Marmanillo grew up and studied the culinary arts in Peru, and his teachers included chef Roger Arakaki, a Nikkei chef behind spots like Lima’s Sushi Ito. Since then, Marmanillo cooked in several Portland Peruvian restaurants like Paiche, co-opened Casa Zoraya with his mother, Zoraya Zambrano, and worked at Italian restaurant DOC, where he met Eckersley. The two remained friends since, and occasionally discussed opening a Nikkei restaurant. When Kumar announced he was looking for a chef to run the kitchen at Lulu, Eckersley reached out to him with the idea of bringing on Marmanillo and finally opening their Nikkei restaurant. Kumar agreed, and the team went to work on the menu, calling the concept Jarana PDX.
In Peru, jarana is a kind of gathering, a festive party between neighbors, Marmanillo explains. It’s that kind of convivial vibe that the team is working to create at this new version of Lulu, as well as providing the city a real look at Nikkei cooking. Though the menu will likely source locally and change seasonally, much like Quaintrelle, it will start with a number of standing dishes. Eckersley and Marmanillo are particularly excited about dishes like oysters with passionfruit and shoyu, rockfish ceviche with fried calamari and Peruvian cancha (corn nuts), and tiradito, a classic Nikkei dish that’s essentially a cross between ceviche and sashimi — at Jarana PDX, it’s made with hamachi, leche de tigre, and trout roe. Marmanillo is also excited about the pulpo al olivo, a traditional Peruvian dish featuring octopus in an olive sauce with bacon.

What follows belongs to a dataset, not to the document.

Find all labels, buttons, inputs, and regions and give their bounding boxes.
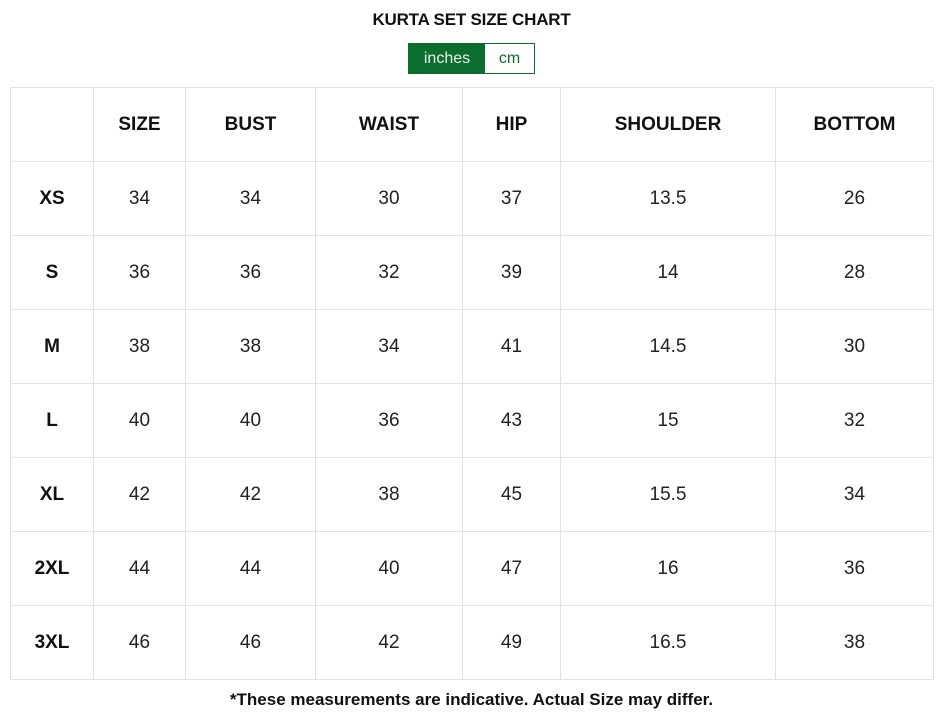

Also on the menu: empanadas, the recipe of which comes from Marmanillo’s mother, who taught both Marmanillo and Eckersley how to make them. One will be meat (opening with a chicken and bay shrimp empanada), the other made with vegetables sourced from Portland farmers markets. Vegans will find dishes like a tiradito made with sous-vide king oyster mushrooms, and there will be plenty of gluten-free options.
While Jarana is one focus for Lulu, the other is on its new drink menu. A few standbys will remain, including the kiwi and mezcal drink Pretty Ugly, whose green hues match the bar space, and the New Fashioned, a take on the Old Fashioned that Kumar says was a popular item. Joining the menu will be some pisco, including a pisco sour, to pair with the food, and Kumar says that he’ll be playing with some Japanese ingredients for cocktails. The team is also collaborating on a wine menu meant to pair with the dishes — think funky, natural wines, according to Eckersley. There will be two taps for white and rosé, along with wine pours for white, red, and bubbly. A “small but mighty” array of bottles will also be available, many local and focused on wines that would also fit with Quaintrelle’s bottle list.
Lulu is expected to re-open by the weekend of the 23rd, though Kumar says he’d rather delay re-opening and get everything right than rush it. When it does open, it will operate from 4 p.m. to midnight on Wednesdays and 4 p.m. to 1 a.m. Thursday through Saturday. Jarana will be operating whenever the bar is, so that diners can find a plate of ceviche, some oysters, and an empanada late into the evening.